Dr Ulrike Bauer
Senior Research Fellow
Geoffrey Pope M02
Geoffrey Pope Building, University of Exeter , Stocker Road, Exeter, EX4 4QD, UK
I am a tropical ecologist by training, and I am fascinated by form-function relationships in nature. My interdisciplinary Mechanical Ecology Lab broadly studies how plants adapt their surfaces and material properties to cope with physical challenges in their environment or exploit physical principles to their advantage. We strive to understand the mechanisms underlying the specialized function of plant surfaces and materials, the processes and regulators underlying their development, and ultimately, elucidate how mechanical factors shape plant ecology and evolution.
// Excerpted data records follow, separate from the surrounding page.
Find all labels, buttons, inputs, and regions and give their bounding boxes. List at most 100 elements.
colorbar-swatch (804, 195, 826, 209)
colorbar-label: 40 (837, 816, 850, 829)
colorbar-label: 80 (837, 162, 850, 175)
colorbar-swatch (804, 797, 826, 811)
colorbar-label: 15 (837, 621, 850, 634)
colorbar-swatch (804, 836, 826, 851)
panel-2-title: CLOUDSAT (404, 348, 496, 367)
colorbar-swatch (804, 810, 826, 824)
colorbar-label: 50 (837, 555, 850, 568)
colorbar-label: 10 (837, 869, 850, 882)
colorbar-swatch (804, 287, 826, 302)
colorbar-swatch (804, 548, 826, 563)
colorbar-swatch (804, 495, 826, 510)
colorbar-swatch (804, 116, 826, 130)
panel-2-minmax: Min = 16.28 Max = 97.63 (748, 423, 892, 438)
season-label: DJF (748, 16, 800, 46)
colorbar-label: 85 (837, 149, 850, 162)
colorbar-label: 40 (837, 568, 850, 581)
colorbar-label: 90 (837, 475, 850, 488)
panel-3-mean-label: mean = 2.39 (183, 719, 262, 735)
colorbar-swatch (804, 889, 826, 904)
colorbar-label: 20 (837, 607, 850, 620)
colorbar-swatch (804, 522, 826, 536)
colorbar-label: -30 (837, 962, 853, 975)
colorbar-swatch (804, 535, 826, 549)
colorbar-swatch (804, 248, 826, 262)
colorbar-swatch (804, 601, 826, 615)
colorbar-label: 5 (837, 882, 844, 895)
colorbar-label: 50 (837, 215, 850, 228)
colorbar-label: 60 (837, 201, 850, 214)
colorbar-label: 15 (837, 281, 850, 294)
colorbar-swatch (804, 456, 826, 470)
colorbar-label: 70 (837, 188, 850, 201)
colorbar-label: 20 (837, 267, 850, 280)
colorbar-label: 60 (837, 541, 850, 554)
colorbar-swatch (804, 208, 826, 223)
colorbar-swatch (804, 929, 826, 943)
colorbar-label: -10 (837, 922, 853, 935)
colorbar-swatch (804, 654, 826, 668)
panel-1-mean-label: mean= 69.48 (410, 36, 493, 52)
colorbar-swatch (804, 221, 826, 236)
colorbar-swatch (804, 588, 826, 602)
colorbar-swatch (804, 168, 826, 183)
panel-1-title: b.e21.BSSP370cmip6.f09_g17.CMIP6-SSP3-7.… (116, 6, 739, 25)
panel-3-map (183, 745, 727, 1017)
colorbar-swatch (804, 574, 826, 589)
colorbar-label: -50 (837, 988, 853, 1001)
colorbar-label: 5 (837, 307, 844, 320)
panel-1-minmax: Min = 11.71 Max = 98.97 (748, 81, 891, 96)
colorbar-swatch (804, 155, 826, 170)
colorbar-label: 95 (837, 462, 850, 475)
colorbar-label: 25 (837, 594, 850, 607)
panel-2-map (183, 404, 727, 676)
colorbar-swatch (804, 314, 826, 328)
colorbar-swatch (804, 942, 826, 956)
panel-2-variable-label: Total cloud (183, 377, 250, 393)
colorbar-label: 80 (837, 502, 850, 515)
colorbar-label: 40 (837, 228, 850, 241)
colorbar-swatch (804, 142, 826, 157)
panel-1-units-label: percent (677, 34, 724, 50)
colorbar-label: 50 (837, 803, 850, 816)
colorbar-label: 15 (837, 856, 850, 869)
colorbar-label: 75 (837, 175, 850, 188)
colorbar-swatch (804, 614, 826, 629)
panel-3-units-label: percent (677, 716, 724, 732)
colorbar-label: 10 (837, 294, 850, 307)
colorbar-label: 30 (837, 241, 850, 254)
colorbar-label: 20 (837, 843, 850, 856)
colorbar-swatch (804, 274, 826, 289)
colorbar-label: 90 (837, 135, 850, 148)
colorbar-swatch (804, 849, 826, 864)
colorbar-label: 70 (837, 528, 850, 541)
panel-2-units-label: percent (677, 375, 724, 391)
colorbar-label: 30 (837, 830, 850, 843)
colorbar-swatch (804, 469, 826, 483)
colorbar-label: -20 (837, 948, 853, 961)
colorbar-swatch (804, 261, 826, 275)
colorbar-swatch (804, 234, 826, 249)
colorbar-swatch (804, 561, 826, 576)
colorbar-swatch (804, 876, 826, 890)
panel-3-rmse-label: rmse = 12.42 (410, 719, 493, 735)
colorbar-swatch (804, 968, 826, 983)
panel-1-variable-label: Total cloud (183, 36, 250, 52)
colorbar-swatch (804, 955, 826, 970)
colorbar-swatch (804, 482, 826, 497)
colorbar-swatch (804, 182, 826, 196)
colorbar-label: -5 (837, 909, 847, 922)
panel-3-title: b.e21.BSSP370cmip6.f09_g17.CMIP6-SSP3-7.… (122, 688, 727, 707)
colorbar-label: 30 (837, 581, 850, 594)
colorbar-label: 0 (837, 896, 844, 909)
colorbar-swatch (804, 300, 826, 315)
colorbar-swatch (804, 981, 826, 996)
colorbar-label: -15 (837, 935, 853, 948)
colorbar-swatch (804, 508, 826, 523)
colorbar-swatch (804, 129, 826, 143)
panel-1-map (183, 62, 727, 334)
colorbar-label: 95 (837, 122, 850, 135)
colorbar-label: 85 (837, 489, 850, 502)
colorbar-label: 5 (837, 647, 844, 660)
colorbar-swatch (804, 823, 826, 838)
2006 – 2010 PhD in Zoology, Trinity College, University of Cambridge, UK
2000 – 2006 Diploma of Biology, University of Würzburg, Germany
2010 – 2013 Junior Research Fellow in Plant Sciences, Robinson College, University of Cambridge, UK
2014 – 2016 Leverhulme Early Career Fellow, Biological Sciences, University of Bristol, UK
2017 – 2023 Royal Society University Research Fellow, Biological Sciences, University of Bristol, UK
2023 – present Royal Society University Research Fellow, Biosciences, University of Exeter, UK
Research group links
My Mechanical Ecology Lab tries to understand how plants adapt their surfaces and material properties to cope with physical challenges in their environment or exploit physical principles to their advantage, and how we can apply this understanding to future-proofing our crops, mitigating the effects of global change, and developing innovative biomimetic technologies. Using carnivorous Nepenthes pitcher plants as a model, we investigate wetting and directional water transport on micropatterned leaf surfaces, as well as the developmental processes and genetic regulators underpinning the formation of such unusual epidermis patterns. Other projects aim to identify key adaptations that enable plants to withstand high wind forces and impacts from hail or heavy rain. We also study how carnivorous plants make viscoelastic and sticky secretions, how these secretions impede insect movement, and how they interact with other secreted compounds such as enzymes. Together with evolutionary biologists and bioinformaticians, we mine genomes of carnivorous plants for convergently evolved traits that have the potential to confer benefits for pest resistance or enhanced growth, with the long-term aim to transfer them to non-carnivorous model and crop plants.